Access Consciousness is a New Age therapy that is described as a combination of phrenology and energy therapies such as reiki and Therapeutic touch that have their origins in Traditional Chinese medicinal Tui na. It also incorporates elements of the prosperity gospel. The leaders claim that there are 32 Access Bars, or points on the head that relate to the ancient Chinese meridian lines but in this system erroneously represent such things as creativity, gratitude, memories, emotions, and money. The bars are touched lightly similar to acupressure by a practitioner, who manipulates energy fields, purporting to aid in achieving clearer thoughts, more energy, disposing of negative energy, better health, and more wealth. The practice of touching these points on the head is referred to as "running the bars."

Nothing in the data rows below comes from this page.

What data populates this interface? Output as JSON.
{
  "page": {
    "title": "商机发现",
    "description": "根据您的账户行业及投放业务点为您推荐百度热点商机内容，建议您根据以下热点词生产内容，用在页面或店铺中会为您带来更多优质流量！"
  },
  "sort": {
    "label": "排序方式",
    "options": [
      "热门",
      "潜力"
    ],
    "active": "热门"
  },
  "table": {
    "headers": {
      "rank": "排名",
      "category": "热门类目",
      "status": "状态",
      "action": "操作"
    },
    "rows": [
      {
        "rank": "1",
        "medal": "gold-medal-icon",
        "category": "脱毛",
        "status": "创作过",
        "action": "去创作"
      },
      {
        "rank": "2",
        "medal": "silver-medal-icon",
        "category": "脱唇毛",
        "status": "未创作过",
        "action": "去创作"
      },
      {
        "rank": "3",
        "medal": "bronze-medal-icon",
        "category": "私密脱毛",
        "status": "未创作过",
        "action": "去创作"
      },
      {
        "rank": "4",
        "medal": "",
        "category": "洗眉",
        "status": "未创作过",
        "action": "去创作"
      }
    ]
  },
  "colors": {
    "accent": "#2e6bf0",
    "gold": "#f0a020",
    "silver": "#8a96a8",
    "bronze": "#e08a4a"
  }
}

A goal of Access Consciousness practices is to transition from a human to a humanoid. A human is someone who judges others and a humanoid is someone who judges themselves and looks for ways to make life better. Humanoids are purported to be able to "bend the universe," choose their future, talk to molecules, regenerate body parts, change the weather, and survive on sugar and water alone.

Incorporated within the Access Consciousness doctrine is a clearing statement, which is to be said, like a mantra, throughout the day. The statement is, "Right and Wrong, Good and Bad, POD and POC, All 9, Shorts, Boys and Beyonds." The clearing statement purports to rid the person of negative energy.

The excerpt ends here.